Security consultants say the jump in killings is tied to a battle between Guanajuato’s Santa Rosa de Lima gang and its bigger rival, the Jalisco New Generation Cartel from neighboring Jalisco state.
In Guanajuato, just 10.5 percent of homicides under investigation result in time in jail, a 2018 study by the University of the Americas Puebla showed.
For Mexico as a whole, the figure is little better at 17 percent.
Many blame the entrenched impunity on an overwhelmed justice system in which the police, prosecutors and judges lack the training to prosecute crimes successfully, and where corruption and political interests derail investigations.
Experts say that criminal groups target local officials to deter investigations into their activities.
They believe Santa Rosa is likely behind various political assassinations in the area, including in Apaseo el Alto.
However, Apaseo el Alto Minister of Public Security Jose Abraham Dominguez said that he had not identified any organized crime group in the municipality and that violence could be spilling over from gangs in neighboring states.
“Perhaps they come, they pass through, but we don’t have any criminal group here,” Dominguez said.
In the wake of the fragmentation of many criminal groups, the Jalisco cartel has made a push to claim swathes of territory throughout Mexico, driving up murder levels across the nation as other groups band together against it.
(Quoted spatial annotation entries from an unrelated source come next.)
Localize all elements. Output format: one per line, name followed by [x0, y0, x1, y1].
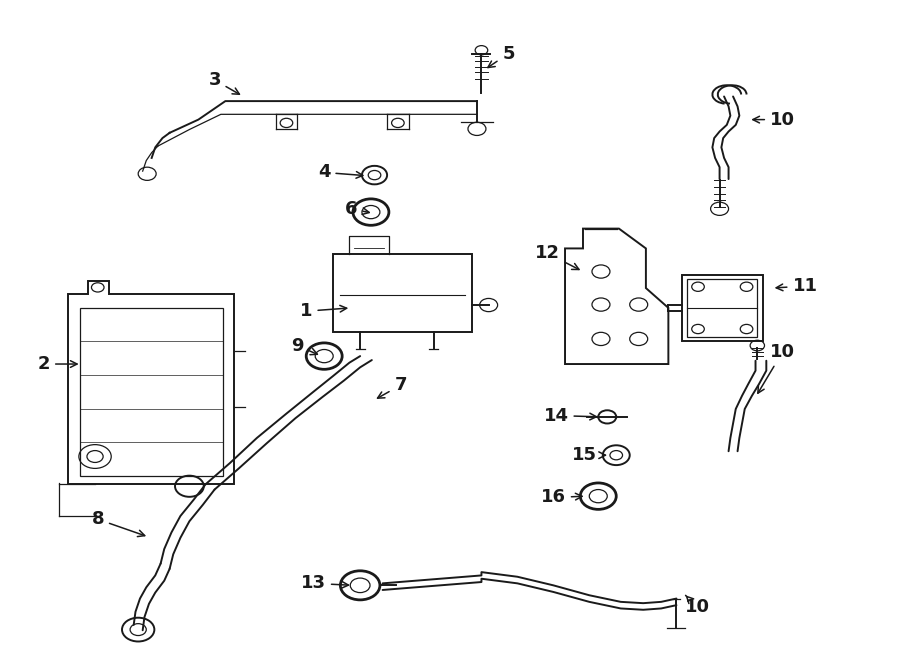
Text: 12: 12	[535, 244, 579, 269]
Text: 15: 15	[572, 446, 606, 464]
Text: 7: 7	[377, 376, 407, 398]
Text: 3: 3	[208, 71, 239, 94]
Text: 10: 10	[685, 595, 709, 616]
Text: 11: 11	[776, 277, 817, 295]
Bar	[688, 279, 757, 337]
Text: 14: 14	[544, 406, 597, 424]
Text: 10: 10	[758, 343, 795, 393]
Bar	[333, 254, 472, 332]
Text: 6: 6	[345, 200, 369, 218]
Text: 8: 8	[92, 510, 145, 537]
Text: 4: 4	[318, 164, 363, 181]
Text: 2: 2	[38, 355, 77, 373]
Bar	[682, 275, 762, 341]
Text: 16: 16	[541, 489, 582, 506]
Text: 1: 1	[300, 302, 346, 320]
Text: 9: 9	[291, 336, 318, 355]
Text: 5: 5	[488, 44, 515, 68]
Text: 10: 10	[752, 111, 795, 128]
Text: 13: 13	[301, 575, 348, 592]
“They’re waging all-out war,” International Crisis Group senior analyst Falko Ernst said. “There are resources pouring in on both sides sustaining bloodshed for the foreseeable future.”
Guanajuato Commissioner of Security Sophia Huett said that 85 percent of homicides carried out in the state are tied to organized crime.
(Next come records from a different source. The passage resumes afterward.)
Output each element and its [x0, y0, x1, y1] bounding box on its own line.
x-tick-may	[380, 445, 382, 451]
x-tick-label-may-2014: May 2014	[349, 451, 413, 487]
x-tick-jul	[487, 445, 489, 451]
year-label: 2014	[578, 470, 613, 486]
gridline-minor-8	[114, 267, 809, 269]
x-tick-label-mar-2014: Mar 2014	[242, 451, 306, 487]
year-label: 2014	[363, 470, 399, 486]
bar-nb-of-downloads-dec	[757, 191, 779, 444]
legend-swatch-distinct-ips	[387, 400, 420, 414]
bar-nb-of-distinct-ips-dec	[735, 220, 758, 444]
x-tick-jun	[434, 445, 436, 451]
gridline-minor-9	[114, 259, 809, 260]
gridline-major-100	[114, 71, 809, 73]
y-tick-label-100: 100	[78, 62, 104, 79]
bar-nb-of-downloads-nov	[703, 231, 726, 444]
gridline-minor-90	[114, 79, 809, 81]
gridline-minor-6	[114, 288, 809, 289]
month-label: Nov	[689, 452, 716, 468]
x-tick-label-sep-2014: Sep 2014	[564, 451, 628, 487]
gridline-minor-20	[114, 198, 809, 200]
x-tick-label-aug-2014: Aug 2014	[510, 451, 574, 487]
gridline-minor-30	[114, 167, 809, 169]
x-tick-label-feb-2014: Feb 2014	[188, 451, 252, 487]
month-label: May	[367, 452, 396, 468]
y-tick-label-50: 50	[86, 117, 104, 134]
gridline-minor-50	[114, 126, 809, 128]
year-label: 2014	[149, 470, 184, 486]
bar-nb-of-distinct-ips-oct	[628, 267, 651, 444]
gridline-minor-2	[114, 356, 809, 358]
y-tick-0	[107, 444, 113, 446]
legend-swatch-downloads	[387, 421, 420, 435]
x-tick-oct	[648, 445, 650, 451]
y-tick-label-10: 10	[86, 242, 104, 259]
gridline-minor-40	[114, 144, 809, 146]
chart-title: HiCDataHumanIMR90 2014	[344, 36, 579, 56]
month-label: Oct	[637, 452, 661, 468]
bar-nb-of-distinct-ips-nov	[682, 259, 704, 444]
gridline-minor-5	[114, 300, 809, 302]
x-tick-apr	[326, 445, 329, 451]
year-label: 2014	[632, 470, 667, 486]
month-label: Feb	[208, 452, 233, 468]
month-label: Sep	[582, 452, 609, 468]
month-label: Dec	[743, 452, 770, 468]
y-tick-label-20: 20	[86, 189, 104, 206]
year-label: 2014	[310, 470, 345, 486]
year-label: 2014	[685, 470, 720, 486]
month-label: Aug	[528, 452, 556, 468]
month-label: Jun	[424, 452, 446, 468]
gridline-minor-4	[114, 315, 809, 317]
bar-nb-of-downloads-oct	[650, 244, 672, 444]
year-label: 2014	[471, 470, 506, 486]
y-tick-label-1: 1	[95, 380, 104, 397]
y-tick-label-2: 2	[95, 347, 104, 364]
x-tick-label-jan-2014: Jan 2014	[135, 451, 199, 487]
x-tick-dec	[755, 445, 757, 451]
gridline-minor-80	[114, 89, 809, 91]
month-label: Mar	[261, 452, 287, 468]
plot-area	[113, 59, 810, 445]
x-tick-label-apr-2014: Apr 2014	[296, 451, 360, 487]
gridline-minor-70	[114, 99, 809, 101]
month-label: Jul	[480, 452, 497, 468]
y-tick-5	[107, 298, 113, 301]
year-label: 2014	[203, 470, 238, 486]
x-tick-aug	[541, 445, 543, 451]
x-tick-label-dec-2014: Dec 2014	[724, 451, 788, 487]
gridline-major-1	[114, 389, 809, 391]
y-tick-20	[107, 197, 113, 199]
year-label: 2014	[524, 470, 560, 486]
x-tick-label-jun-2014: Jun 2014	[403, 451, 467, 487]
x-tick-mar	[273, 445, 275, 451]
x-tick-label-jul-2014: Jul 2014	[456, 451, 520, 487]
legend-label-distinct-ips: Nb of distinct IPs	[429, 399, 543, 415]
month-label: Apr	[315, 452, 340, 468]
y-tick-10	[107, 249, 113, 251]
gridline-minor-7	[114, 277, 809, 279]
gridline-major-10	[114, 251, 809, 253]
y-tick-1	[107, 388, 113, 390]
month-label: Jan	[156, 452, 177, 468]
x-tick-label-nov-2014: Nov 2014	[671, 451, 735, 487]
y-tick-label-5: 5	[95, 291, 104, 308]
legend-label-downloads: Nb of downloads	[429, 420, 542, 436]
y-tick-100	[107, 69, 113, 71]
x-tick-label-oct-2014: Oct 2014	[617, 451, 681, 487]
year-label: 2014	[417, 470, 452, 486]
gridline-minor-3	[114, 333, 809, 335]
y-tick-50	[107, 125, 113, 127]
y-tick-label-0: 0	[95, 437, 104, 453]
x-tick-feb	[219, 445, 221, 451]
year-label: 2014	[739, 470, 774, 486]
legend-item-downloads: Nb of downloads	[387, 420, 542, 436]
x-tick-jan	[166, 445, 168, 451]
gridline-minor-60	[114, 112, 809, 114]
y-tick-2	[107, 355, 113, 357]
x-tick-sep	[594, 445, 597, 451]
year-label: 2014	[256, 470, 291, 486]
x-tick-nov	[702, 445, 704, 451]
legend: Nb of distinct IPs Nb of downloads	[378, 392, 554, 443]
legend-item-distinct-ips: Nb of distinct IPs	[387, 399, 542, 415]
Fighting among criminal groups has worsened in the past year since Lopez Obrador’s administration cracked down on fuel theft from pipelines owned by state oil company Pemex, Huett said.
“Because there’s less product, the fight becomes bloodier, more violent,” she said.
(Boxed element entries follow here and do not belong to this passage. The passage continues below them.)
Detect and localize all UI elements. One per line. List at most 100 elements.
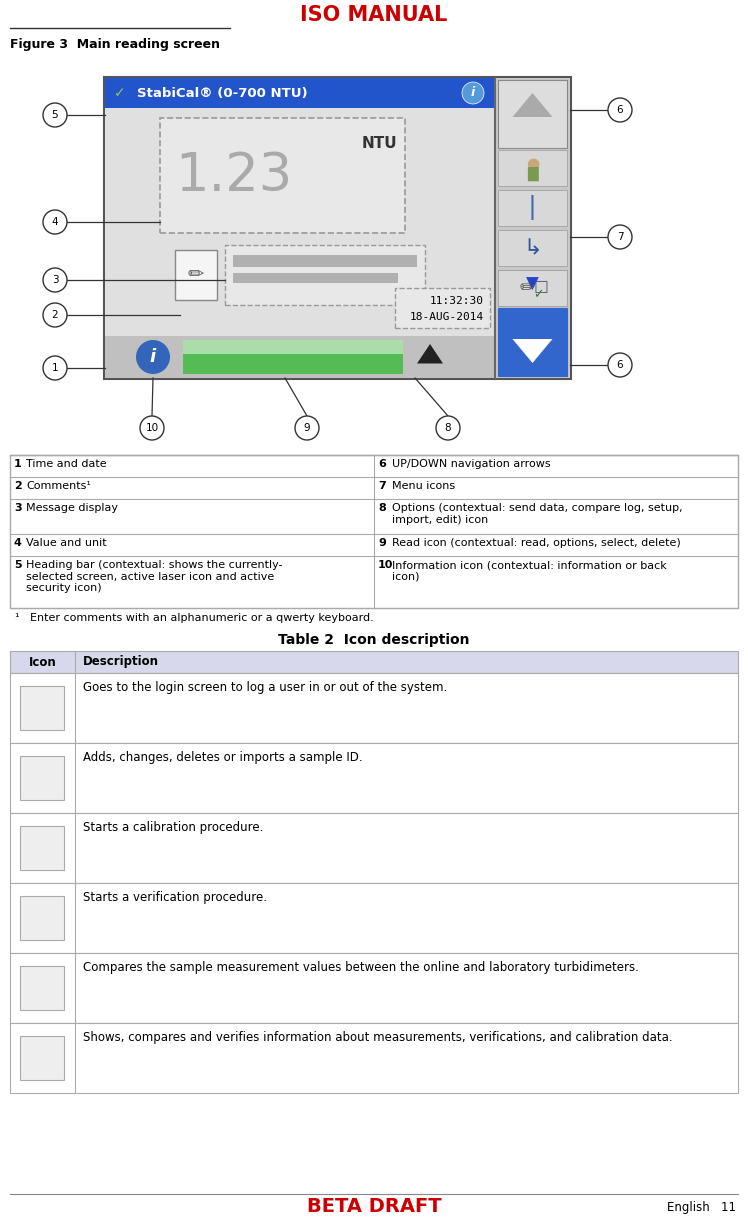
Circle shape <box>608 225 632 249</box>
Text: Options (contextual: send data, compare log, setup,
import, edit) icon: Options (contextual: send data, compare … <box>392 503 683 524</box>
Text: Icon: Icon <box>28 655 56 668</box>
Text: 4: 4 <box>14 538 22 547</box>
Text: Time and date: Time and date <box>26 459 107 469</box>
Text: ✓: ✓ <box>114 86 126 100</box>
Text: 6: 6 <box>378 459 386 469</box>
Polygon shape <box>512 93 553 117</box>
Circle shape <box>43 356 67 380</box>
Circle shape <box>43 210 67 233</box>
FancyBboxPatch shape <box>20 896 64 940</box>
FancyBboxPatch shape <box>160 119 405 233</box>
FancyBboxPatch shape <box>225 244 425 306</box>
Text: Starts a calibration procedure.: Starts a calibration procedure. <box>83 821 263 833</box>
Text: 9: 9 <box>304 423 310 433</box>
Text: Table 2  Icon description: Table 2 Icon description <box>278 633 470 646</box>
Text: 10: 10 <box>378 560 393 569</box>
Text: Heading bar (contextual: shows the currently-
selected screen, active laser icon: Heading bar (contextual: shows the curre… <box>26 560 283 593</box>
Text: 9: 9 <box>378 538 386 547</box>
FancyBboxPatch shape <box>498 230 567 266</box>
Text: 10: 10 <box>145 423 159 433</box>
FancyBboxPatch shape <box>498 270 567 306</box>
FancyBboxPatch shape <box>20 756 64 800</box>
FancyBboxPatch shape <box>10 743 738 813</box>
Text: ☐: ☐ <box>533 279 548 297</box>
FancyBboxPatch shape <box>10 884 738 953</box>
Circle shape <box>136 340 170 374</box>
FancyBboxPatch shape <box>10 455 738 609</box>
FancyBboxPatch shape <box>498 270 567 306</box>
FancyBboxPatch shape <box>10 1023 738 1092</box>
Text: English   11: English 11 <box>667 1201 736 1215</box>
Text: i: i <box>150 348 156 367</box>
Text: Message display: Message display <box>26 503 118 513</box>
Text: i: i <box>471 87 475 99</box>
FancyBboxPatch shape <box>10 651 738 673</box>
Text: Starts a verification procedure.: Starts a verification procedure. <box>83 891 267 904</box>
FancyBboxPatch shape <box>233 273 398 284</box>
Text: Goes to the login screen to log a user in or out of the system.: Goes to the login screen to log a user i… <box>83 681 447 694</box>
Text: 7: 7 <box>616 232 623 242</box>
Text: StabiCal® (0-700 NTU): StabiCal® (0-700 NTU) <box>137 87 307 99</box>
Circle shape <box>140 415 164 440</box>
Polygon shape <box>512 338 553 363</box>
Circle shape <box>462 82 484 104</box>
Polygon shape <box>417 345 443 363</box>
Text: Shows, compares and verifies information about measurements, verifications, and : Shows, compares and verifies information… <box>83 1031 672 1044</box>
Text: 1: 1 <box>52 363 58 373</box>
Circle shape <box>43 103 67 127</box>
Circle shape <box>608 353 632 378</box>
FancyBboxPatch shape <box>10 813 738 884</box>
FancyBboxPatch shape <box>10 953 738 1023</box>
Text: ISO MANUAL: ISO MANUAL <box>300 5 448 24</box>
Text: █: █ <box>527 167 538 181</box>
Text: Figure 3  Main reading screen: Figure 3 Main reading screen <box>10 38 220 51</box>
Text: 18-AUG-2014: 18-AUG-2014 <box>410 312 484 323</box>
Text: Read icon (contextual: read, options, select, delete): Read icon (contextual: read, options, se… <box>392 538 681 547</box>
Circle shape <box>43 303 67 327</box>
Text: 6: 6 <box>616 105 623 115</box>
FancyBboxPatch shape <box>108 81 132 105</box>
Text: ▼: ▼ <box>526 275 539 293</box>
FancyBboxPatch shape <box>105 336 495 378</box>
Text: Menu icons: Menu icons <box>392 481 455 491</box>
Circle shape <box>608 98 632 122</box>
Text: 5: 5 <box>52 110 58 120</box>
Text: BETA DRAFT: BETA DRAFT <box>307 1196 441 1216</box>
Text: Compares the sample measurement values between the online and laboratory turbidi: Compares the sample measurement values b… <box>83 960 639 974</box>
Text: Value and unit: Value and unit <box>26 538 107 547</box>
Text: ↳: ↳ <box>523 238 542 258</box>
FancyBboxPatch shape <box>498 79 567 148</box>
Text: 4: 4 <box>52 218 58 227</box>
Text: Adds, changes, deletes or imports a sample ID.: Adds, changes, deletes or imports a samp… <box>83 752 363 764</box>
FancyBboxPatch shape <box>20 826 64 870</box>
FancyBboxPatch shape <box>498 189 567 226</box>
Text: ✓: ✓ <box>533 288 544 302</box>
Text: 1: 1 <box>14 459 22 469</box>
FancyBboxPatch shape <box>105 78 495 378</box>
Circle shape <box>43 268 67 292</box>
Text: 6: 6 <box>616 360 623 370</box>
FancyBboxPatch shape <box>495 78 570 378</box>
FancyBboxPatch shape <box>10 673 738 743</box>
Text: 1.23: 1.23 <box>175 149 292 202</box>
FancyBboxPatch shape <box>183 340 403 374</box>
FancyBboxPatch shape <box>105 78 495 108</box>
Text: 3: 3 <box>52 275 58 285</box>
Text: Information icon (contextual: information or back
icon): Information icon (contextual: informatio… <box>392 560 666 582</box>
FancyBboxPatch shape <box>20 686 64 730</box>
FancyBboxPatch shape <box>175 251 217 299</box>
Text: NTU: NTU <box>361 136 397 152</box>
Text: ✏: ✏ <box>520 279 535 297</box>
Circle shape <box>436 415 460 440</box>
Text: 7: 7 <box>378 481 386 491</box>
Text: 8: 8 <box>378 503 386 513</box>
Text: ●: ● <box>526 156 539 171</box>
Text: UP/DOWN navigation arrows: UP/DOWN navigation arrows <box>392 459 551 469</box>
Text: Comments¹: Comments¹ <box>26 481 91 491</box>
FancyBboxPatch shape <box>233 255 417 266</box>
FancyBboxPatch shape <box>395 288 490 327</box>
Text: 11:32:30: 11:32:30 <box>430 296 484 306</box>
Text: ¹   Enter comments with an alphanumeric or a qwerty keyboard.: ¹ Enter comments with an alphanumeric or… <box>15 613 374 623</box>
Text: 2: 2 <box>52 310 58 320</box>
Text: 5: 5 <box>14 560 22 569</box>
Fuel theft was worth up to US$3 billion a year nationwide before government intervention and the revenues boosted Santa Rosa’s rise — and are coveted by the Jalisco, whose own rise built on drug trafficking.
With one-third of Pemex’s pipelines running through Guanajuato, the state has become a battleground for control of the illicit trade.
Jalisco can afford to quickly send in new recruits given its presence not only in its own state, but also other nearby states.
“They work as a franchise,” Huett said. “You have two people from the Jalisco cartel here one day, and the next day they send another two.”
As a newcomer in Guanajuato, the Jalisco cartel has struggled to match Santa Rosa’s homegrown roots, and the help it receives from local criminals and officials.
Instead, it must rely on firepower.
“They are going to fight inch by inch throughout the country, not through community support, but with violence and economic power,” said security consultant Juan Miguel Alcantara, who was deputy attorney general in former Mexican president Felipe Calderon’s administration.
A lack of resolve by the Mexican government has encouraged cartels in Guanajuato to act more brazenly due to a sense of impunity, Alcantara said.
At least twice last month, gunmen in a part of Guanajuato dominated by the Santa Rosa blocked highways with burning vehicles and shot at police, raising questions of whether the gang’s notoriously violent leader, Jose “El Marro” Yepez, was retaliating against authorities closing in on him and his family.
The incidents paralyzed parts of Guanajuato for hours, reminiscent of the Sinaloa cartel’s show of firepower when it sent gunmen to storm the northern city of Culiacan last year, forcing outnumbered security forces to free the son of Sinaloa capo Joaquin “El Chapo” Guzman, who had been captured hours before.
Lopez Obrador said after the incident in Culiacan that it was more important to prevent mass civilian deaths.
“They saw that in Sinaloa it worked ... so they are trying the same thing here,” Alcantara said. “They know the same thing will happen — that the authorities are going to cave in.”